Mais, même en cas d’accord, la dette grecque ne sera réduite que de 100 milliards d’euros, ce qui apparaît désormais comme insuffisant vu l’incapacité du pays à se réformer. Il faudra sans doute que la BCE, qui détient environ 50 milliards de dettes grecques, accepte aussi une perte d’au moins 50 % et, sans doute à terme, les pays européens devront faire cadeau à la Grèce d’une bonne partie des 240 milliards d’euros qu’ils se sont engagés à lui prêter…

• Le traité d’union budgétaire en bonne voie.

Lundi, les chefs d’État et de gouvernement devraient approuver un nouveau traité « sur la stabilité, la coordination et la gouvernance de l’union économique et monétaire » (voir Libération de lundi). Le principal point de désaccord porte sur la gouvernance de la zone euro. Pour la France, le Conseil européen des chefs d’État et de gouvernement qui se réunira au minimum deux fois par an doit être réservé aux pays partageant la même monnaie. Pour la Pologne, soutenus par les autres pays non membres de l’euro, tous les signataires du traité devraient être présents (soit les Vingt-sept moins la Grande-Bretagne) puisqu’ils ont vocation à adopter la monnaie unique. Il reste d’autres points de friction. Ainsi, la BCE et les Pays-Bas voudraient que l’endettement excessif soit sanctionné aussi sévèrement que le déficit public, ce qui fait renâcler la plupart des gouvernements qui estiment hériter d’un stock dont ils ne sont pas comptables. De même, la possibilité donnée à la Cour de justice européenne de condamner à une amende les pays qui n’ont pas transposé dans leur droit interne la « règle d’or » pose des problèmes juridiques à la Tchéquie ou au Portugal. Autant de points que les « chefs » devront trancher pour que le traité soit signé le 1er mars comme prévu.

• Le pare-feu financier européen sera-t-il suffisant ?

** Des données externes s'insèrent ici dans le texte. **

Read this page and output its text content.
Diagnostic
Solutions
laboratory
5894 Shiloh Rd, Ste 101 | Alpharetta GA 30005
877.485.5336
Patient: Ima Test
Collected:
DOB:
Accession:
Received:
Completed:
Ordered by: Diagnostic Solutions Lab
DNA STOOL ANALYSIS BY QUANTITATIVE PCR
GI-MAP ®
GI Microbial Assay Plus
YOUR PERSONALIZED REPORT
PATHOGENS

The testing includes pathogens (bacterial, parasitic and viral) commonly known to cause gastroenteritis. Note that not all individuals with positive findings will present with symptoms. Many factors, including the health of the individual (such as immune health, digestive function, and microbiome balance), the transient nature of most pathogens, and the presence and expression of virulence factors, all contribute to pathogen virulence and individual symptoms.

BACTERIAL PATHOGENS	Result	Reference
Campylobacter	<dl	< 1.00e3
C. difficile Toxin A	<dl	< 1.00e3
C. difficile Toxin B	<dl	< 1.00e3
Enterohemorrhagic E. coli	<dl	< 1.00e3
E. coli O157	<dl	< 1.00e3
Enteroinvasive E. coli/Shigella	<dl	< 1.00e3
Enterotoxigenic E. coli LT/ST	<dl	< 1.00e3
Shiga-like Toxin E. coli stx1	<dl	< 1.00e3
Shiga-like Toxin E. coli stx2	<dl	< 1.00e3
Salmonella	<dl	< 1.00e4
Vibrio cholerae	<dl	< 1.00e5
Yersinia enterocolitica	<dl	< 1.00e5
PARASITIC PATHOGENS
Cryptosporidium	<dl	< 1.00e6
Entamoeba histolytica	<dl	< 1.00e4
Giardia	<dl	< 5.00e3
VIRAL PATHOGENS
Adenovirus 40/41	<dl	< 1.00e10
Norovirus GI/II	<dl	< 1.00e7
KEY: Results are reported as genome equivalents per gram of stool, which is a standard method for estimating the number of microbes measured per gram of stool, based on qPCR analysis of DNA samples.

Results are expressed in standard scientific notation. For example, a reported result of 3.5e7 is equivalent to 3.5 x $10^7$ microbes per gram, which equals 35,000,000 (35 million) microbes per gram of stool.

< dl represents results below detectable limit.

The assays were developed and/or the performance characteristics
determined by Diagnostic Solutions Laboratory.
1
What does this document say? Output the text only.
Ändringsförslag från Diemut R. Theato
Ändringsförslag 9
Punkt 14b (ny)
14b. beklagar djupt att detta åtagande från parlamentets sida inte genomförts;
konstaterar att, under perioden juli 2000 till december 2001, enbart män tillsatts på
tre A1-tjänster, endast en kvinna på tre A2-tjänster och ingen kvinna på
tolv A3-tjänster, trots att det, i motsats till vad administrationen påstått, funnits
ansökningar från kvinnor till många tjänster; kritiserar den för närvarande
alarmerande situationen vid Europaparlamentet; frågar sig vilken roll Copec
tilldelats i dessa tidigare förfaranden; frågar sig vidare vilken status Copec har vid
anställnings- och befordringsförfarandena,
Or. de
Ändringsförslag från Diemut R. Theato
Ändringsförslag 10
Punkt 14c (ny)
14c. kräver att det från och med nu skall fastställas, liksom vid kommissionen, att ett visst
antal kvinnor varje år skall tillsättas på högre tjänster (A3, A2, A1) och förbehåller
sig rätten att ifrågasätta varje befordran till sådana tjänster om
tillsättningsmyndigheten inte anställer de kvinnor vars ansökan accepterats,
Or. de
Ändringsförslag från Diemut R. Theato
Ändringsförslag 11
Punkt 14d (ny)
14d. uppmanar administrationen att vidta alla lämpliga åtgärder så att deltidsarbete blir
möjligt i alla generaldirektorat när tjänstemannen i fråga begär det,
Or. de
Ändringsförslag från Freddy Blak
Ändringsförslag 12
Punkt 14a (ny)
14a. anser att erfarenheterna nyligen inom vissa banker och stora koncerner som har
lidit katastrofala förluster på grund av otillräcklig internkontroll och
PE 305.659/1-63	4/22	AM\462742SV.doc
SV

Les ministres des Finances ont approuvé, lundi soir, le texte du traité créant le Mécanisme européen de stabilité (MES) qui sera signé en février et entrera en vigueur le 1er juillet 2012. Doté d’une capacité de prêt de 500 milliards d’euros, il prendra la succession du Fonds européen de stabilité financière (FESF) qui continuera à fonctionner jusqu’en juillet 2013. Réservé aux seuls pays signataires du traité créant une union budgétaire, il disposera de 80 milliards de fonds propres, contrairement au FESF qui doit se contenter des garanties conjointes des États membres, ce qui lui donnera plus de résistance en cas de dégradation de la note d’un ou de plusieurs pays de la zone euro. Surtout, il pourra décider d’intervenir à la majorité de 85 % des droits de vote et non plus à l’unanimité. Le Fonds monétaire international (FMI), mais aussi la France et la plupart des États membres, estime qu’il est nécessaire d’augmenter la capacité de prêts du MES. Une idée, à laquelle pourrait se rallier Berlin, serait d’ajouter les ressources encore disponibles du FESF (250 milliards d’euros), ce qui porterait sa force de frappe à 750 milliards.